# **CHARGE-BASED CMOS FIR ADAPTIVE FILTER**

Milutin Stanacevic and Gert Cauwenberghs

Department of Electrical and Computer Engineering and Center for Language and Speech Processing Johns Hopkins University, Baltimore MD 21218 E-mail: {milutin,gert}@bach.ece.jhu.edu

#### ABSTRACT

A low-power, high-density CMOS design for an LMS adaptive FIR filter is presented. A combination of charge-based and subthreshold MOS circuits is used for filtering and adaptation. Accurate analog linear filtering is achieved through pulse-width modulation of input signal. A wide dynamic range is obtained by biasing the MOS switched current sources in the subthreshold regime, with the filter coefficients stored on the gates and adapted through a pilot version of the LMS rule. Simulation results with *SpectreS* verify the linearity and simplicity of the approach. The design allows integration of two 64-tap audio adaptive filters on a single 1 mm<sup>2</sup> 0.5  $\mu$ m CMOS chip.

### 1. INTRODUCTION

Applications of adaptive filtering in portable audio systems call for special-purpose micropower and high-density hardware implementing the filtering and adaptive functions. While digital signal processing (DSP) solutions provide adequate levels of power dissipation for many applications, a micropower approach is needed for applications such as hearing aids and MEMS sensors. This can be achieved using dedicated analog circuits with MOS transistors in subthreshold [1, 2].

Several analog implementations of adaptive filters exist in the literature [3, 4, 5, 6]. The filtering process itself involves linear multiplication of filter coefficients with a set of time-delayed inputs. Analog multiplication is often implemented using the square-law characteristic of a MOS transistor above threshold [7, 8]. Alternative implementations with the subthreshold MOS operation yield potentially lower power dissipation [9, 10, 11, 12], but are inherently nonlinear in the voltage domain.

We propose an alternative pulse-width modulation scheme with wide-range linear voltage inputs and MOS switched current sources, biased in the subthreshold region for a large (exponential) dynamic range of weight coefficients. A pulsed signal internal representation is also attractive from the prospective of neural models of information and signal processing [13] with area efficient implementation in VLSI [14, 15, 16].

For adaptation, the least-mean-square (LMS) algorithm, is widely used, due to its simplicity [17]. Analog implementation of the LMS rule requires four-quadrant outer product multiplication of the input and error vectors, typically implemented using Gilbert multipliers. We propose LMS adaptation using pulse-arithmetic and charge-based updates, that is less sensitive to analog effects and transistor mismatch.

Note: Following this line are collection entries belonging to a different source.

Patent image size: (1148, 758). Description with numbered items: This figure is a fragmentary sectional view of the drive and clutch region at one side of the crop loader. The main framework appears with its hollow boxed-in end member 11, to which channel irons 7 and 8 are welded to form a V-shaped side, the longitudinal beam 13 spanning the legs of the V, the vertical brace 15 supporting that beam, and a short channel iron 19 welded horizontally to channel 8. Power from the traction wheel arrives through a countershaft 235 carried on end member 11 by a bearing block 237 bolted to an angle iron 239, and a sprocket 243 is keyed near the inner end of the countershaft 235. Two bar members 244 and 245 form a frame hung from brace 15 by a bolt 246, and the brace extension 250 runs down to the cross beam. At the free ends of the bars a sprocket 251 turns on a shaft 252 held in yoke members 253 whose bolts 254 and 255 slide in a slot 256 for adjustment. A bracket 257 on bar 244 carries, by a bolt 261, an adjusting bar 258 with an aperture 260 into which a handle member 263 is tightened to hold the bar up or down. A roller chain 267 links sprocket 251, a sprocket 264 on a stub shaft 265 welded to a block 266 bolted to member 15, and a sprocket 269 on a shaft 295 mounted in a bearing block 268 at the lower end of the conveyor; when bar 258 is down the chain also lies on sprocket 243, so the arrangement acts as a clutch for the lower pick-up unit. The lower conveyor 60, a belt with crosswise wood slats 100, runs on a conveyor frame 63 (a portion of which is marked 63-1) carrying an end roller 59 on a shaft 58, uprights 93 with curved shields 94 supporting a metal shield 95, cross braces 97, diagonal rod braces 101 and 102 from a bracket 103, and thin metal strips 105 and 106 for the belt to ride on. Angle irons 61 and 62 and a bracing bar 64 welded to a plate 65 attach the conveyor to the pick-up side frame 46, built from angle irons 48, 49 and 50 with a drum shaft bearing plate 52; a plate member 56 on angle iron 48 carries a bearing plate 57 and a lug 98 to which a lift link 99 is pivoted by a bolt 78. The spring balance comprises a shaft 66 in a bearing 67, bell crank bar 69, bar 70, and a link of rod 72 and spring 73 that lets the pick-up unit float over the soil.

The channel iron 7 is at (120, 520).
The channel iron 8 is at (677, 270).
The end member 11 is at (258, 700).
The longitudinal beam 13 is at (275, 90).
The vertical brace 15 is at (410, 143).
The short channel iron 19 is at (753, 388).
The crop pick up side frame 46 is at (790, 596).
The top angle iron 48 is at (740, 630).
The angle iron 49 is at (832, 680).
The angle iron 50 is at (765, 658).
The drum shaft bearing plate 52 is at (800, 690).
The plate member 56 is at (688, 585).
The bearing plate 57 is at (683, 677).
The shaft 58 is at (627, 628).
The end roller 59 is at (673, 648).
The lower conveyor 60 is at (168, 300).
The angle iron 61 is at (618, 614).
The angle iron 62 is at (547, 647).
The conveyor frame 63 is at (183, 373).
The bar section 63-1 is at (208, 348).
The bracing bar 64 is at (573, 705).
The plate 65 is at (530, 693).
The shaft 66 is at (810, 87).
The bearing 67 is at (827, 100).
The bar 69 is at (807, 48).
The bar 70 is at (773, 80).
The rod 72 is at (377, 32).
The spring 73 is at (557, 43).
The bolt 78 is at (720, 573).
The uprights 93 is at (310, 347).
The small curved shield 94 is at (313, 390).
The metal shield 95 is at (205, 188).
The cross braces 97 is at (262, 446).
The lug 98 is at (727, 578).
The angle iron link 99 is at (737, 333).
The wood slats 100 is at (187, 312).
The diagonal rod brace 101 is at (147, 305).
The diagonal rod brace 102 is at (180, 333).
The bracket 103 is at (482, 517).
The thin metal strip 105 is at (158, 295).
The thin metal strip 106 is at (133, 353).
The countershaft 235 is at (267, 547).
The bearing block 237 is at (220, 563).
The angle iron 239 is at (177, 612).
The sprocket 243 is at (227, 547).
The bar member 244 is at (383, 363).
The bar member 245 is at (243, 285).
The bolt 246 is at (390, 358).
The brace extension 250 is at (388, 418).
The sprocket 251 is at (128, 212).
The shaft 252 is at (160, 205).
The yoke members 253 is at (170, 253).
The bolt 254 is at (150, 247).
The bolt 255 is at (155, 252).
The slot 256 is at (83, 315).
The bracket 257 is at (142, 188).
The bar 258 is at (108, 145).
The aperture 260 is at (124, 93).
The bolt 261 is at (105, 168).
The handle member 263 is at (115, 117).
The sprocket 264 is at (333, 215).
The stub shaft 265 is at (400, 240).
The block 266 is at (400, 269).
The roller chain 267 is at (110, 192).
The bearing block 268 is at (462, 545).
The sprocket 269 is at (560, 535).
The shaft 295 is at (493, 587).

#### 2. CIRCUIT ARCHITECTURE

The input-output relationship of an adaptive filter is defined by

$$y[n] = \sum_{k} h_k x[n-k] \tag{1}$$

with filter coefficients adapted through LMS learning rule:

$$h_k[n+1] = h_k[n] - \eta x[n-k]e[n]$$
(2)

where  $\eta$  is the adaptation rate for learning. In the following we will describe in detail each of the building blocks of an adaptive filter: delay line, adaptation cell and multiply-and-accumulate circuit with output driver.

### 2.1. Delay Line

Typical audio applications require a large number of taps. In our system, a 64-tap analog delay line is realized. The cumulative effect of offset and linear gain errors in each stage of the delay line results in a sizable offset and scaling at the output. However, offset and gain errors do not disturb the linear filtering operation, and only contribute to the DC component of the output signal and modified filter coefficients. Indeed, assume an additive offset  $o_k$  and non-unity gain  $a_k$  for each stage. Then, the resulting output of the filter is

$$y[n] = \sum_{k} h'_{k} x[n-k] + \sum_{k} h'_{k} o_{k}$$
(3)

where

$$h'_k = \prod_{l=1}^k a_l h_k \tag{4}$$

which still implements a linear filter with an additive DC offset. Therefore, stringent design constraints on the offset and gain specifications of the delay element can be avoided, and a standard switched capacitor (SC) design can be used.

The delay element, shown in Figure 1, is implemented by cascading two sample-and-hold circuits [18]. A cascoded inverter is used for the high-gain amplifier. This delay element has small chip area, is parasitic insensitive, and operates fast. The clock rate for audio applications is not high, so there are no problems with the slew-rate and settling-time.



Figure 1: Delay element.



Figure 2: Integration of switched currents and weighted subtraction.

#### 2.2. Multiply-Accumulate

The multiply-accumulate terms in (1) are implemented by integrating switched currents controlled by a pulse-width modulation of input signal and gate voltages of a pair of CMOS current sources, as shown in Figure 2. The realized multiplication is four-quadrant, with differential weights and bipolar input signal.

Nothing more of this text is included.